If a user does not have access controls for a document library, but has access controls for a content type defined in the document library or General, they can view, write, or delete documents with that content type based on the configured access controls.
Setting up access control for metadata
To enable the access controls for a metadata, follow these steps:
- Navigate through the Document Central - Administrator role center.
- Click on Repository in the ribbon bar and execute the action Metadata Management.
- Execute the action Edit List in the ribbon bar.
- Select the metadata where the Access Controls should be enabled for and execute the Access Controls action.
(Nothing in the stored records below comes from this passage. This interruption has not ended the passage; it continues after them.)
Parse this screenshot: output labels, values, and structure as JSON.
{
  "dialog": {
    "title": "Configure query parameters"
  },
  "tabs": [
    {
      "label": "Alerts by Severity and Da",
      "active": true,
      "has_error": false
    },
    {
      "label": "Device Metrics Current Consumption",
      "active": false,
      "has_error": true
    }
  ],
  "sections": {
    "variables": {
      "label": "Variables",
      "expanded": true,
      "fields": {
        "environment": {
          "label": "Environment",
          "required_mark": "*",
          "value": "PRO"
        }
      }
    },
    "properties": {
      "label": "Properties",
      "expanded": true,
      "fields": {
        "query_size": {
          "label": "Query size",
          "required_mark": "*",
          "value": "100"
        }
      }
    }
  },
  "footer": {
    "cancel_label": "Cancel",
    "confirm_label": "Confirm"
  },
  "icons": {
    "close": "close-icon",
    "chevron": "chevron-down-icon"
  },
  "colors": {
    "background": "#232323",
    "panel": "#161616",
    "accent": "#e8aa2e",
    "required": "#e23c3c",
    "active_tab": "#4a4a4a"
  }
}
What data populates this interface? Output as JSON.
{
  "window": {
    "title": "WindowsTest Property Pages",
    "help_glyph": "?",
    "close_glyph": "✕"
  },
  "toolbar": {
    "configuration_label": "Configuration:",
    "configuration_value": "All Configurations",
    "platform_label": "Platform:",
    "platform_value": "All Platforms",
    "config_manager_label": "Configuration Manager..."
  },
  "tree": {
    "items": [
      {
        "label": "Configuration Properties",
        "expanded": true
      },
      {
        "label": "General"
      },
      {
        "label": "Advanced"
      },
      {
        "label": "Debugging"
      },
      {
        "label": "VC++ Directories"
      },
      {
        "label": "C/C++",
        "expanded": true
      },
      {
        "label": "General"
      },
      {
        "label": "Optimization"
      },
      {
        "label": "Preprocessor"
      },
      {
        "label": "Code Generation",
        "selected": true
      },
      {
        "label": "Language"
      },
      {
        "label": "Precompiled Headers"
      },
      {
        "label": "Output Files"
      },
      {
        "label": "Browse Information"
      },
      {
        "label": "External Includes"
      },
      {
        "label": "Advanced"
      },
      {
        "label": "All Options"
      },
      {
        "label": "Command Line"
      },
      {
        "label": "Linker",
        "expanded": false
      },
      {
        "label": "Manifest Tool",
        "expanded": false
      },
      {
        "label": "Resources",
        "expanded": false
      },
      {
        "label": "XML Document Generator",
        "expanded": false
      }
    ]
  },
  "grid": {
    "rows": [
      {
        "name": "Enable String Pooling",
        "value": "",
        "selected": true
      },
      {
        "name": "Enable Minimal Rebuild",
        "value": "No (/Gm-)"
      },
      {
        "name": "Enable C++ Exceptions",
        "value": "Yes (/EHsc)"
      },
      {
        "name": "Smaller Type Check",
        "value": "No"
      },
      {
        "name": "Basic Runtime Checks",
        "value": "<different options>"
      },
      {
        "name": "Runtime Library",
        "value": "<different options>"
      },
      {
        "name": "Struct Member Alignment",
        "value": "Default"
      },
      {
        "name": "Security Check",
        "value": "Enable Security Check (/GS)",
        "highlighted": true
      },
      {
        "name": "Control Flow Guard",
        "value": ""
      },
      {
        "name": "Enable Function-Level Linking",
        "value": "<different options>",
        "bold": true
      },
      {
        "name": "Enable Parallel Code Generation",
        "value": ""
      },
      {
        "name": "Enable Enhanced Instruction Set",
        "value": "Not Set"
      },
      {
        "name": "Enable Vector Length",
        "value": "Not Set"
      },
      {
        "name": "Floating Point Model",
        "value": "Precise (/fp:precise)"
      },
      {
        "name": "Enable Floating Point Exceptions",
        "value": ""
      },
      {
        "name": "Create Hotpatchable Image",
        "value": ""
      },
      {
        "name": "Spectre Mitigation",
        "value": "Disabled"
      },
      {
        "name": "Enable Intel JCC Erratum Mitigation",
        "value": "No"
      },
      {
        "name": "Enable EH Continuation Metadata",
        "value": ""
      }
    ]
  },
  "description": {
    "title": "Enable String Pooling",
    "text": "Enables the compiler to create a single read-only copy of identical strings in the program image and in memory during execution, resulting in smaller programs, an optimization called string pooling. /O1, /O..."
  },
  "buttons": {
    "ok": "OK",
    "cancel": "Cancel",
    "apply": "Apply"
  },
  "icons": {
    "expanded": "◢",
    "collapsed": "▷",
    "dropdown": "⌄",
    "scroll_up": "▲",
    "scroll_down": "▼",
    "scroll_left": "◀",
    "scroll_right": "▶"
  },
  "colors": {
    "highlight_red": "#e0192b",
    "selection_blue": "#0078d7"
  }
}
- Specify the group code in the User Group Code field.
- Define the access control values for the group in the Read and Edit field.
- The access control is now enabled for the defined user group.
Explanation
Read: Read access control determines whether users can view the metadata. If a user does not have read access control for specific metadata, they cannot see that metadata when archiving a document, resulting in the metadata value for the document being empty. Edit: Edit access control determines whether users can modify the value of metadata. If a user does not have edit access control for specific metadata, they cannot change the metadata value when archiving a document. This means that if a default value for the metadata is defined, the user will not be able to alter it.
If a single group is specified in the Group Access Control, users not included in that group will not have access controls for the configured level.